A repository accompanying the manuscript "Measuring the invisible – The sequences causal of genome size differences in eyebrights (Euphrasia) revealed by k-mers".
Intraspecific genome size (GS) variation is due to presence/absence variation, which may affect single-copy regions or in genomic repeats. To-date, studies targetting the sequence underpinning GS variation commonly use low pass sequencing ("genome skimming") data analysed with the RepeateExplorer pipeline. Such studies have convincingly identified repeats involved in GS variation, but they necessarily paint an incomplete picture - using genome skimming data, it is not possible to assess the contribution to GS variation of low- and single-copy sequences.
Here, we implement an alternative approach. We use k-mers (short sub-sequences of length 21 generated from sequencing reads) from high-coverage sequencing data sets. We compare k-mer inventories between individuals, which allows us the assess the role of all genomic copy-number classes, from single-copy sequences to highly repetitive satellite DNAs.
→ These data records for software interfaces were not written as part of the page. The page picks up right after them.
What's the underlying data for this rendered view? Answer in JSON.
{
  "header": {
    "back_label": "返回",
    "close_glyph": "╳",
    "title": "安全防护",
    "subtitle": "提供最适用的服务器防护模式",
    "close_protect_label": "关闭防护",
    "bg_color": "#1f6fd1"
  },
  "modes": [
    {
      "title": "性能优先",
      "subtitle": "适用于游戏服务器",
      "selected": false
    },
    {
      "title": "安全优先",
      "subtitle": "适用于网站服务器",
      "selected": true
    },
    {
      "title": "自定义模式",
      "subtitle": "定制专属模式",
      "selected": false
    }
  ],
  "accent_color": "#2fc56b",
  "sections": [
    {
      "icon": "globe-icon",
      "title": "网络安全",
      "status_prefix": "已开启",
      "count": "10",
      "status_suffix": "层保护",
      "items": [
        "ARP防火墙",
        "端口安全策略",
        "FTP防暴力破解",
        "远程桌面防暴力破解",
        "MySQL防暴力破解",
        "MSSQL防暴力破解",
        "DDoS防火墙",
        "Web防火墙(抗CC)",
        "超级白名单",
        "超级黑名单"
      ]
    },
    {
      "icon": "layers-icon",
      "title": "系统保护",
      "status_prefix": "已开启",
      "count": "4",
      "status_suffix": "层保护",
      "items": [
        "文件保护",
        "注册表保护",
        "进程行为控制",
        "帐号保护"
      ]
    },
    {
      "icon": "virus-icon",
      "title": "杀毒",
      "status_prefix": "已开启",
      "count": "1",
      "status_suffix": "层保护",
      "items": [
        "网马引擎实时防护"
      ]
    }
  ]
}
- K-mer tool kit. You will need to have KMC3 installed. KMC3 can be set up with anaconda, for instance by running
conda install -c bioconda kmc
, or (generating a new environment)conda create -n kmc -c bioconda kmc
. - File links. You should rename (or generate links to) your sequencing data files so that each sample has a unique prefix that can be used to easily select all of an individual's files.
- Quality filtering/trimming. (Optionally, but recommended) trim and clean your sequencing data. Sequnecing errors do not matter much. They generate unique k-mers that do not significantly affect estimates. Sequencing adapter contaminations, however, can show as high-copy number k-mers, biasing genome size estimates. We used fastp.
- Oraganellar assemblies. You need reference sequences for the plastid and mitochrondrial genome. You may choose to assemble de novo from your data using GetOrganelle or download something suitable from a repository. These assemblies are then used to remove organelle k-mers from your data, which would otherwise bias genome size estimates.
The pipeline has two steps:
- Generation of k-mer databases and k-mer spectra (These need to be analysed manually to assess the sequencing coverage (for instance using Tetmer.)
- Generation of the scaled and binned joint k-mer spectra